Essa prática representa uma grave afronta à ética acadêmica e ao princípio do contributo individual na produção intelectual. A resposta do Ministério Público de São Paulo e das universidades foi rápida, com abertura de investigações e reforço de mecanismos de fiscalização. Ainda assim, ficou exposta a existência de uma verdadeira “fábrica de papers” no país.

Mercado de trabalhos acadêmicos prontos: plágio sob medida

O comércio de TCCs, monografias e dissertações por encomenda — ofertados em plataformas como OLX e StudyBay — é outro grave vetor de fraude. Apesar de alegarem a venda de “modelos”, muitos desses textos são utilizados integralmente por estudantes, configurando plágio e falsidade ideológica (arts. 184 e 299 do Código Penal).

As instituições de ensino começaram a reagir com sanções mais rígidas e sistemas antifraude. No entanto, a ausência de mecanismos tecnológicos eficazes ainda dificulta a identificação dessas práticas em larga escala.

O mau uso da inteligência artificial nas fraudes acadêmicas

O avanço da inteligência artificial trouxe ferramentas poderosas para a produção de conteúdo, mas também ampliou os riscos de fraudes. Atualmente, IA generativa é utilizada tanto para redigir artigos e trabalhos “customizados” quanto para gerar desenhos industriais “inéditos” sem qualquer mérito inventivo.
Esse uso distorcido da tecnologia agrava o problema: facilita a multiplicação de conteúdos supostamente originais, dificulta a identificação de plágio e esvazia ainda mais o conceito de contributo mínimo exigido pela lei.

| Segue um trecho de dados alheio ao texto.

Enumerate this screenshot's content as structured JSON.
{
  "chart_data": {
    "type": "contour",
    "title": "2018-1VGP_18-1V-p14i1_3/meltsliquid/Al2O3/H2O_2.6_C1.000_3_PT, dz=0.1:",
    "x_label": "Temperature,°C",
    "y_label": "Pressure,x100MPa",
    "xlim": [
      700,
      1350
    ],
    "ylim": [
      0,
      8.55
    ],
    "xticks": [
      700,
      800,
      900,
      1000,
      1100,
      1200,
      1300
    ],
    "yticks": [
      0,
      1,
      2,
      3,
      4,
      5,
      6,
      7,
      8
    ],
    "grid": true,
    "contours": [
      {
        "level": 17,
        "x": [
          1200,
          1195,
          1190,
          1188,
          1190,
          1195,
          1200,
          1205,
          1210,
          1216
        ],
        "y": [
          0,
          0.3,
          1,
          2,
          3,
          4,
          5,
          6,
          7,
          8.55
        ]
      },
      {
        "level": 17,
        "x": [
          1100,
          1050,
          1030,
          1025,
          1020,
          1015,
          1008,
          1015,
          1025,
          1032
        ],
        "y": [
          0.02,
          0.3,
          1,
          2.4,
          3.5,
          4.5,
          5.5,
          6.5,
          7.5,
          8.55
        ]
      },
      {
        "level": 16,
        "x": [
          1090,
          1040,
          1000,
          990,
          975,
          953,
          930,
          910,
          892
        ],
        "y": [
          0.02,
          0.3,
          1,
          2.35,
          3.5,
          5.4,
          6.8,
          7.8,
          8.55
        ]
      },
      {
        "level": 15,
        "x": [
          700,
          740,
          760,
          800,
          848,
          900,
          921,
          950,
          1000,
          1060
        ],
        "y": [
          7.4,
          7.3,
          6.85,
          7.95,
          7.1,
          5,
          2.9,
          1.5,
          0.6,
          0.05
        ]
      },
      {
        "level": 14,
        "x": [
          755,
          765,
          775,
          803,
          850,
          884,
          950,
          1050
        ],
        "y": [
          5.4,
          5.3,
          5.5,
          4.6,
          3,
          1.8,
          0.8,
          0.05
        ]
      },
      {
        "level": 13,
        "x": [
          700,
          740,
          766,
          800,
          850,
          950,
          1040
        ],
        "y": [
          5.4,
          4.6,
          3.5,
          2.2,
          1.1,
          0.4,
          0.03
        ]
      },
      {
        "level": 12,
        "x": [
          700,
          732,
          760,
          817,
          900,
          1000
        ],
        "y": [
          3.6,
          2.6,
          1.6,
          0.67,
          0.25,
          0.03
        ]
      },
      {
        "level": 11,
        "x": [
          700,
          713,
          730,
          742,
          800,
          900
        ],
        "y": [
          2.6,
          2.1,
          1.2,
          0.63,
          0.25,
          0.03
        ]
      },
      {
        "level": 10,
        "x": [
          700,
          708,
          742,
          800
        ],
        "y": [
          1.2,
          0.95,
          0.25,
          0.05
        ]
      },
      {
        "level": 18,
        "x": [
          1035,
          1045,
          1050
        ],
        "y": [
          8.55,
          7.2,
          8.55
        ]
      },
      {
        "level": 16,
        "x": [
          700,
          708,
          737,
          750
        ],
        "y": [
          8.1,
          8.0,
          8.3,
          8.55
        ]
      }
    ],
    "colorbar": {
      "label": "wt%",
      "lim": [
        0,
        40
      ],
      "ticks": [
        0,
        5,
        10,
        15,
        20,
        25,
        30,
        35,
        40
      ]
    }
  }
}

Universidades, INPI e órgãos de fomento enfrentam o desafio urgente de definir limites para o uso da inteligência artificial e desenvolver ferramentas tecnológicas capazes de monitorar e garantir o cumprimento dessas regras. A adoção massiva da IA é inevitável, assim como ocorreu no passado com a régua de cálculo e, posteriormente, com a calculadora científica. Portanto, mais do que tentar impedir o avanço tecnológico, cabe estabelecer normas claras e disciplinar seu uso de forma responsável, ética e produtiva.

Conclusão e tendências

O Brasil vive um momento crítico: a busca por produtividade não pode ser dissociada da integridade acadêmica e mercantil. Esquemas de fraudes, do registro decorativo à compra de autorias, enfraquecem o sistema de avaliação científica, colocam em risco mercados importantes e ameaçam a credibilidade das instituições.

É urgente aprimorar os mecanismos de análise do INPI, fortalecer o combate à fraude em universidades e atualizar marcos legais para acompanhar o avanço da IA. O respeito ao princípio do contributo mínimo é essencial para garantir que a propriedade intelectual cumpra sua função de premiar a verdadeira inovação e o esforço criativo.